Croton sapiifolius Müll. Arg. A. Branch with a young staminate inflorescence and details of petiolar and marginal glands ; B. Staminate flower ; C. Fruiting branch ; D. Pistillate flower ; E. Ventral and dorsal views of one of the capsular cocci from a 2-locular ovary; F. Ventral view of seed.
[A, B: Mori & al. 10247, CEPEC; C, D: Mori 11765, CEPEC; E, F: Thomas & al. 7357, CEPEC] [Drawings : Klei Rodrigo Souza]
Table 1.
A selection of morphological differences and similarities between Croton thomasii Riina & P. E. Berry, C. piptocalyx Müll. Arg., C. priscus Croizat, and C. sapiifolius Müll. Arg.
Acknowledgments
We wish to thank Klei Rodrigo Souza for the line drawings and Wayt Thomas, José Lima da Paixão, Sérgio Sant'Ana, and Márdel Mendes Lopes for their collaboration and assistance in the field.

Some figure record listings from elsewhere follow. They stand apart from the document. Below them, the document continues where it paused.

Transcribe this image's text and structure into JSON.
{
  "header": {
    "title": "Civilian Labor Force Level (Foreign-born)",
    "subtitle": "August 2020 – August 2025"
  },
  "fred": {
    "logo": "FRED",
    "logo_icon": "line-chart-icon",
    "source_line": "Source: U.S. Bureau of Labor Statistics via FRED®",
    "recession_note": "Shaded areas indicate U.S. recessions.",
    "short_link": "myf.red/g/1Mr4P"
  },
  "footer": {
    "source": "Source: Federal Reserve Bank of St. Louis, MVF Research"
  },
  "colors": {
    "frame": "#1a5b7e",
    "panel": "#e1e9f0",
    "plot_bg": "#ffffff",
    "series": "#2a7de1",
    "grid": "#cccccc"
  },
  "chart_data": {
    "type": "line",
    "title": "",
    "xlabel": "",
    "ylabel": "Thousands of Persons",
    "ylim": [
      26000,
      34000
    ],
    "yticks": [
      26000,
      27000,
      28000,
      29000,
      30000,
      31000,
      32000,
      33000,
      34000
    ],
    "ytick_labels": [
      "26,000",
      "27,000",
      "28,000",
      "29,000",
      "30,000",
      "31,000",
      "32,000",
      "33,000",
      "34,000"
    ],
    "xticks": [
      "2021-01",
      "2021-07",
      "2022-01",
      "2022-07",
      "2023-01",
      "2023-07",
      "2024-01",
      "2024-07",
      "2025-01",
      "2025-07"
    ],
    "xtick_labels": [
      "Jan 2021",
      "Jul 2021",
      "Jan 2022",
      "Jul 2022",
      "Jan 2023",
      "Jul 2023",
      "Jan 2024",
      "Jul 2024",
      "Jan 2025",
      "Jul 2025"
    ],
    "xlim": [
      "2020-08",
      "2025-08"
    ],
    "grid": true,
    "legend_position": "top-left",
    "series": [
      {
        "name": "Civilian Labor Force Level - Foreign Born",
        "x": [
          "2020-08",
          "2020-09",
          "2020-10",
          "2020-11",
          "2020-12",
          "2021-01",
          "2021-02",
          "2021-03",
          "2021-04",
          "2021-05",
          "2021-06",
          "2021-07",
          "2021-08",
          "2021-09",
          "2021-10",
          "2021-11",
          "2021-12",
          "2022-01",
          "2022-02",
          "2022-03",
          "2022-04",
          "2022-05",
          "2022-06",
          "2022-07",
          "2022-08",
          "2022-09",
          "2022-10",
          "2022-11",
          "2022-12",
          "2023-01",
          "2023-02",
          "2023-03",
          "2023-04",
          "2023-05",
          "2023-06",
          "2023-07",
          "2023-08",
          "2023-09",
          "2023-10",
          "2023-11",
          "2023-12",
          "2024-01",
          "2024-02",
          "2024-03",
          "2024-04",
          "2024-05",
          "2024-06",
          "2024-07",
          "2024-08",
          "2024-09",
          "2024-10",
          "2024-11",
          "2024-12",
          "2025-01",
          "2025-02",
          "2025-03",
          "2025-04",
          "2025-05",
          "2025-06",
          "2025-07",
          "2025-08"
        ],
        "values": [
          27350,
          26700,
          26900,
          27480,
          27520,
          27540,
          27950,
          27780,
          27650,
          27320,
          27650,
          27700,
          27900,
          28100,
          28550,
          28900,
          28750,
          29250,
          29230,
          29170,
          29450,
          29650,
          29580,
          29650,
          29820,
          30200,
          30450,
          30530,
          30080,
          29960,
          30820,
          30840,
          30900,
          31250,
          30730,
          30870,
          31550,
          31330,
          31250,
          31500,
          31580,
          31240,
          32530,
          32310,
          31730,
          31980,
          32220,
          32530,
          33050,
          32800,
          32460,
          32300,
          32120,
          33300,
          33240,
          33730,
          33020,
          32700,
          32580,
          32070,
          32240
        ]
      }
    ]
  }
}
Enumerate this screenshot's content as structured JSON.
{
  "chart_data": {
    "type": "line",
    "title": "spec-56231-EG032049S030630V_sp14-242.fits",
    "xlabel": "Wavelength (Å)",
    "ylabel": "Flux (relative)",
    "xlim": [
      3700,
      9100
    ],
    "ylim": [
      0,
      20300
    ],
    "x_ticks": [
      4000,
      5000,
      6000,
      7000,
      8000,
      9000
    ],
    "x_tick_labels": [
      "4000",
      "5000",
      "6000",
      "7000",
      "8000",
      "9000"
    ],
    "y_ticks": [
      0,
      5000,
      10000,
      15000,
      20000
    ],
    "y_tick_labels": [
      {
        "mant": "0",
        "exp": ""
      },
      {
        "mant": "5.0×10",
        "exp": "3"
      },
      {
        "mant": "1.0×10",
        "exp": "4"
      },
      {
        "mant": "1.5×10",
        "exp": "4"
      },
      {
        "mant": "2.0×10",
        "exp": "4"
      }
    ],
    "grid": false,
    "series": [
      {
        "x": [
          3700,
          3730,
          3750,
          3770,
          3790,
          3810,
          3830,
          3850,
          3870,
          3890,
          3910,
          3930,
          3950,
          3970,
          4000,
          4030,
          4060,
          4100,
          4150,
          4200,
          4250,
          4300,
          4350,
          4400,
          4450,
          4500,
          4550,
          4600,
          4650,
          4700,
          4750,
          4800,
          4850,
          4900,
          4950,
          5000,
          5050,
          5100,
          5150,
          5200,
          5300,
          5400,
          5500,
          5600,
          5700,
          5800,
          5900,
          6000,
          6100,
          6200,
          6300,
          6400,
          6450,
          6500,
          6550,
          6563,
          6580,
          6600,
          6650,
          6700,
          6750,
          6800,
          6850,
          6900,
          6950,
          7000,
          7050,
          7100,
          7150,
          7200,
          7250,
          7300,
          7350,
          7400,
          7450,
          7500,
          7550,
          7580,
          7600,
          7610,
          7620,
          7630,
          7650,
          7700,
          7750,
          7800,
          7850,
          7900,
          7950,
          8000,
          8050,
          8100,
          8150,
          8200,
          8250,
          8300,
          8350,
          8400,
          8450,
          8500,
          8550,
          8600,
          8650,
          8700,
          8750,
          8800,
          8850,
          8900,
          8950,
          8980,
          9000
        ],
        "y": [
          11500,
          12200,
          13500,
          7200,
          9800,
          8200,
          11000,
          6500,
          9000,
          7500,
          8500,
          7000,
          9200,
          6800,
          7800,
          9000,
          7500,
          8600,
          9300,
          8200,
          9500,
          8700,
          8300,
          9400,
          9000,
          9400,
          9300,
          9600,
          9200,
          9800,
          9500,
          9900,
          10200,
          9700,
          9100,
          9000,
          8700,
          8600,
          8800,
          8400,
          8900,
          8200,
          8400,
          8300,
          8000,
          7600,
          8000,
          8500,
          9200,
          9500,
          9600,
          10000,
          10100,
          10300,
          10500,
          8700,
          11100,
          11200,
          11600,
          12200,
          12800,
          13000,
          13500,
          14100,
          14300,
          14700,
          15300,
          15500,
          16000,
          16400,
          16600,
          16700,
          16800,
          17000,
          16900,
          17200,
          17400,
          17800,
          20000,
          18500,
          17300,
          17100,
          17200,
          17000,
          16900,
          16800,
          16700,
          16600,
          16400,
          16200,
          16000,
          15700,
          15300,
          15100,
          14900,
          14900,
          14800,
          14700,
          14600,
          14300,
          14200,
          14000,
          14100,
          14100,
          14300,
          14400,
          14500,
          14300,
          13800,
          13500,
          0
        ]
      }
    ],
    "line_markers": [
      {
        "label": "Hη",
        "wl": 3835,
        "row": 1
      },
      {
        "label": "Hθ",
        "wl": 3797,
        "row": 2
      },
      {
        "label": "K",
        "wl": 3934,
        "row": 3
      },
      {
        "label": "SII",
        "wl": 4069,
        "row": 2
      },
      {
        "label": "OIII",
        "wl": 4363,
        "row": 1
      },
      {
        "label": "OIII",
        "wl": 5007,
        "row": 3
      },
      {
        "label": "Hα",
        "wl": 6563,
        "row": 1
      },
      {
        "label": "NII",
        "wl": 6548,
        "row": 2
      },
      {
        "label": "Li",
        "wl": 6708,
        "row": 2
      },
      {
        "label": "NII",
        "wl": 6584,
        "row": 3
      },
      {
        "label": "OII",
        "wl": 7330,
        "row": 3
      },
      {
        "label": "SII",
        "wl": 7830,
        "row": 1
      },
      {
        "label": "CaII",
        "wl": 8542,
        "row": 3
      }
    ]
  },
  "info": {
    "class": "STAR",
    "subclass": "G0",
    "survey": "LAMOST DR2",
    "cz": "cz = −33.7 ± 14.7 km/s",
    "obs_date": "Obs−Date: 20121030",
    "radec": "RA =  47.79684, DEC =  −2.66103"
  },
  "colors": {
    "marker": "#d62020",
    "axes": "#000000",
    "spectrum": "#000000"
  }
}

We are also grateful to the herbaria A, B, CEPEC, DAV, F, G, MBM, MO, NY, SP, and SPF for providing access to their collections, and to Nicolas Fumeaux (G) for his invaluable help with nomenclatural issues. Financial support for a field trip to Brazil was provided to the senior author by The Lawrence Memorial Award from the Hunt Institute for Botanical Documentation, the William R. Anderson Graduate Student Research Grant Fund from the American Society of Plant Taxonomists (ASPT), and the U.S. National Science Foundation (award # DEB-0212481 to P. Berry).